Er werd een aanvraag voor een omgevingsvergunning ingediend bij het college van burgemeester en schepenen, die behandeld wordt volgens de vereenvoudigde procedure van het Omgevingsvergunningendecreet.
Projectnummer: | OMV_2022058179 |
Gegevens van de aanvrager: | de heer Frédéric Crynen met als adres Dorpstraat 24 te 2040 Berendrecht - Zandvliet - Lillo (Antwerpen) |
Ligging van het project: | Dorpstraat 24 te 2040 Berendrecht-Zandvliet-Lillo (Antwerpen) |
Kadastrale percelen: | afdeling 19 sectie B nrs. 460G en 460F |
Vergunningsplichten: | Stedenbouwkundige handelingen |
Voorwerp van de aanvraag: | oprichten van een carport en aanleggen van verharding |
Omschrijving stedenbouwkundige handelingen
Relevante voorgeschiedenis
- 30/07/2021: vergunning (OMV_2021080376) voor het verbouwen van een eengezinswoning.
Vergunde toestand
- functie: eengezinswoning;
- bouwvolume:
- gevelafwerking:
Bestaande toestand
- vergunning OMV_2021080376 in uitvoering.
Nieuwe toestand
- functie: eengezinswoning;
- bouwvolume:
- gevelafwerking:
Inhoud van de aanvraag
- oprichten van een carport en fiets- en afvalberging;
- aanleggen van verharding in de voortuin.
Voorafgaand aan zijn beslissing neemt het college kennis van het verslag van de gemeentelijke omgevingsambtenaar.
Het verslag van de gemeentelijke omgevingsambtenaar luidt:
Adviezen
Externe adviezen
Adviesinstantie | Datum advies gevraagd | Datum advies ontvangen | Advies |
Provincie Antwerpen/ Dienst Integraal Waterbeleid | 2 augustus 2022 | 31 augustus 2022 | Ongunstig |
Water-link | 2 augustus 2022 | Geen advies ontvangen bij opmaak van dit verslag | Geen tijdig advies ontvangen waardoor het geacht wordt gunstig te zijn |
Interne adviezen
Adviesinstantie | Datum advies gevraagd | Datum advies |
Stadsontwikkeling/ Onroerend Erfgoed/ Monumentenzorg | 2 augustus 2022 | Geen advies ontvangen bij opmaak van dit verslag |
Toetsing regelgeving en beleidsrichtlijnen
Plannen van aanleg, ruimtelijke uitvoeringsplannen en verkavelingen
Het eigendom is gelegen in het gewestplan Antwerpen (Koninklijk Besluit van 3 oktober 1979 en latere wijzigingen). Het eigendom ligt, volgens dit van kracht zijnde gewestplan, in een woongebied. De woongebieden zijn bestemd voor wonen, alsmede voor handel, dienstverlening, ambacht en kleinbedrijf voor zover deze taken van bedrijf om redenen van goede ruimtelijke ordening niet in een daartoe aangewezen gebied moeten worden afgezonderd, voor groene ruimten, voor sociaal-culturele inrichtingen, voor openbare nutsvoorzieningen, voor toeristische voorzieningen, voor agrarische bedrijven. Deze bedrijven, voorzieningen en inrichtingen mogen echter maar worden toegestaan voor zover ze verenigbaar zijn met de onmiddellijke omgeving. (Artikel 5 van het Koninklijk Besluit van 28 december 1972 betreffende de inrichting en toepassing van de ontwerpgewestplannen en de gewestplannen).

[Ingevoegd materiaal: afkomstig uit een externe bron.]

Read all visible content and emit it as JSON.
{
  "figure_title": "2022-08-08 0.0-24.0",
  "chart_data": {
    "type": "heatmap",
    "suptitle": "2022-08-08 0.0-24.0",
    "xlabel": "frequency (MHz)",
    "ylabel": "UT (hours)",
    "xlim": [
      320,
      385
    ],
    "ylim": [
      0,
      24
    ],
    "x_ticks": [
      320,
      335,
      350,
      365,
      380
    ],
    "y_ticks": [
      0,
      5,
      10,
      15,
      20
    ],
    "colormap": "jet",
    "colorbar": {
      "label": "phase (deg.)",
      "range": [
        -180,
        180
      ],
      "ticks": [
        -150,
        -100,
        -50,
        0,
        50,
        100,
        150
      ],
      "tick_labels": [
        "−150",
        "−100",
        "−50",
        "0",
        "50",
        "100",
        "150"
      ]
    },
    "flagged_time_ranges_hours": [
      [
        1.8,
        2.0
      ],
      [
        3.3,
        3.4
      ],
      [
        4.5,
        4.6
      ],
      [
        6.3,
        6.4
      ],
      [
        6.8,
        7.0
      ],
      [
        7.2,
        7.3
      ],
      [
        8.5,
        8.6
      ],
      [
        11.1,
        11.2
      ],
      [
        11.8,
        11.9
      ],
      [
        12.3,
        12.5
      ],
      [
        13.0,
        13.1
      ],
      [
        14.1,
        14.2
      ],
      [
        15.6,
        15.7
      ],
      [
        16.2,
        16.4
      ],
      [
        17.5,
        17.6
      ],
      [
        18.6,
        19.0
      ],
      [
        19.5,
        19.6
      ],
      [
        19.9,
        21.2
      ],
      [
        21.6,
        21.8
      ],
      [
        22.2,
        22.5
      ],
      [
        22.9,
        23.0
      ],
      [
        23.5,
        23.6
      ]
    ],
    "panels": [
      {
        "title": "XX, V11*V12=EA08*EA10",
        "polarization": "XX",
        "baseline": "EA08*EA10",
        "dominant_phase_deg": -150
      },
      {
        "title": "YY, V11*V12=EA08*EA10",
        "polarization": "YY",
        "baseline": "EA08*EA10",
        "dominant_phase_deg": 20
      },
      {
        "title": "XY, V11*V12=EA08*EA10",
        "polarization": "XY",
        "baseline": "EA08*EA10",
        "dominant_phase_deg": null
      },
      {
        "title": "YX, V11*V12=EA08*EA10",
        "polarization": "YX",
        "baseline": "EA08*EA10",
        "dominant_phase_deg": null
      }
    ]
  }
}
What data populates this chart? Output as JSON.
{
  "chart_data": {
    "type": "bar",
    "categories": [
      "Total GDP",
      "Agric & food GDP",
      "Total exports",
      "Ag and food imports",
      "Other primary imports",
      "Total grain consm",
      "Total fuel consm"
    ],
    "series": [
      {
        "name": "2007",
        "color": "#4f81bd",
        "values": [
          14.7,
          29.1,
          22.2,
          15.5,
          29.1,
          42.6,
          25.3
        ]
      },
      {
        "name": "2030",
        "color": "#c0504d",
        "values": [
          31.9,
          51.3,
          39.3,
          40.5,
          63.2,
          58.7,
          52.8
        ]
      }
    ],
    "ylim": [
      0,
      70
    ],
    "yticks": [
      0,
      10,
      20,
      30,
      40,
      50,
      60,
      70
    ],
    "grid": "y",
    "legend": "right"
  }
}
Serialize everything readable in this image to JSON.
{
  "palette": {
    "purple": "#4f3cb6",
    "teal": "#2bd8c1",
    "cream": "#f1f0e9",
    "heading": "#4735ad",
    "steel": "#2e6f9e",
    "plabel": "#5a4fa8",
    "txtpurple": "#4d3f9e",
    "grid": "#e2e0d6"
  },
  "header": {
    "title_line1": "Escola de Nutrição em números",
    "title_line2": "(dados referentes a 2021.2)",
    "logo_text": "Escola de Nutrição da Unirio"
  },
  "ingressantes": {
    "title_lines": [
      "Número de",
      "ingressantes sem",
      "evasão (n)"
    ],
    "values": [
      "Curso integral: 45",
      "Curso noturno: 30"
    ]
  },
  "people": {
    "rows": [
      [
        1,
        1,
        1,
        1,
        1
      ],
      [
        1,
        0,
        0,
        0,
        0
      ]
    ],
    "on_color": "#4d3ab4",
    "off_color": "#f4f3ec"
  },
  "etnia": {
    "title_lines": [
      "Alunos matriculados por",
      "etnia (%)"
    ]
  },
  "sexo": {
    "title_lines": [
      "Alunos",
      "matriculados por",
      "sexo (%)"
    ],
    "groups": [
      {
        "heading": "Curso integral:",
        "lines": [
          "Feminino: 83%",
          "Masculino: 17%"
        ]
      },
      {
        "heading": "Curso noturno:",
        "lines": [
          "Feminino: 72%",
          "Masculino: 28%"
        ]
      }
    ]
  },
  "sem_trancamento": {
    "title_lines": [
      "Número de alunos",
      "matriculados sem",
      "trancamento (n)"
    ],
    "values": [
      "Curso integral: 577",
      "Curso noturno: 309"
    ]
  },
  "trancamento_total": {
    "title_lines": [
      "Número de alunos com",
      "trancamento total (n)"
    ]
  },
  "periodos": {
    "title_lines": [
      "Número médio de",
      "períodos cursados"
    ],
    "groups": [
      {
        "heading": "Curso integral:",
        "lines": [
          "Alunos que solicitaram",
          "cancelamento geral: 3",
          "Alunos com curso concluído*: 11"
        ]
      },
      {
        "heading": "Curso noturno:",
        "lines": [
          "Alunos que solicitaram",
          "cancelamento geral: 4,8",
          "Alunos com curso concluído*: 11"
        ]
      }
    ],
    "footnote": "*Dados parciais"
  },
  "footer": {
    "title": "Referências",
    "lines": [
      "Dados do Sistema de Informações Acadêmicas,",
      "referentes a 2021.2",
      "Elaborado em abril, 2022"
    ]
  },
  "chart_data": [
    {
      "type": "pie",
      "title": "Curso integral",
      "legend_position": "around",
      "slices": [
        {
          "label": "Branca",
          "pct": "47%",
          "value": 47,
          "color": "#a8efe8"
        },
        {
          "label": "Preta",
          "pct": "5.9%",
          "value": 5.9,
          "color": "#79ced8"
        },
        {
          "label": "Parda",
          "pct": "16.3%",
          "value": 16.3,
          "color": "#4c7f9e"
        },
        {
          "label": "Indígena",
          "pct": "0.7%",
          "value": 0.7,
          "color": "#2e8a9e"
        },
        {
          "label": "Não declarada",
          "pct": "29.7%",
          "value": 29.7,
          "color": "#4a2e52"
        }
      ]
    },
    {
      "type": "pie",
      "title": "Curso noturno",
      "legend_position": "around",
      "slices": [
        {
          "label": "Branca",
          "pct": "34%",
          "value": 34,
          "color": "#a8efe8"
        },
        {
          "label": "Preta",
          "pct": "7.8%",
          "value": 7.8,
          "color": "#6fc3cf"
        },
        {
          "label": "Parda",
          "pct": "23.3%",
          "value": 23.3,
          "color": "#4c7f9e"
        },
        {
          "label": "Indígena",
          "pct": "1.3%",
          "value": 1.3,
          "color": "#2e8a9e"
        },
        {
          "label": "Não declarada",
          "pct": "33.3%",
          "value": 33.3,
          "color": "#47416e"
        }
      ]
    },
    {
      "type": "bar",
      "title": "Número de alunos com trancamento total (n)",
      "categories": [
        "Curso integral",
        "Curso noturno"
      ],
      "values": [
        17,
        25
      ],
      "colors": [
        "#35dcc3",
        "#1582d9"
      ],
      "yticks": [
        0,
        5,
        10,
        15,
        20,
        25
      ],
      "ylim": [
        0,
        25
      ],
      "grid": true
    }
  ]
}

Het eigendom is gelegen in het gewestplan Antwerpen (Koninklijk Besluit van 3 oktober 1979 en latere wijzigingen). Het eigendom ligt, volgens dit van kracht zijnde gewestplan, in agrarisch gebied. De agrarische gebieden zijn bestemd voor de landbouw in de ruime zin. Behoudens bijzondere bepalingen mogen de agrarische gebieden enkel bevatten de voor het bedrijf noodzakelijke gebouwen, de woning van de exploitanten, benevens verblijfsgelegenheid voor zover deze een integrerend deel van een leefbaar bedrijf uitmaakt, en eveneens para-agrarische bedrijven. Gebouwen bestemd voor niet aan de grond gebonden agrarische bedrijven met industrieel karakter of voor intensieve veeteelt, mogen slechts opgericht worden op ten minste 300 m van een woongebied of op ten minste 100 m van een woonuitbreidingsgebied, tenzij het een woongebied met landelijk karakter betreft. De afstand van 300 en 100 m geldt evenwel niet in geval van uitbreiding van bestaande bedrijven. De overschakeling naar bosgebied is toegestaan overeenkomstig de bepalingen van artikel 35 van het Veldwetboek, betreffende de afbakening van de landbouw- en bosgebieden.
(Het gewestplan kan u raadplegen via https://omgeving.vlaanderen.be/gewestplan.)
De aanvraag ligt niet in een verkaveling.
De aanvraag is in overeenstemming met de bepalingen van het gewestplan.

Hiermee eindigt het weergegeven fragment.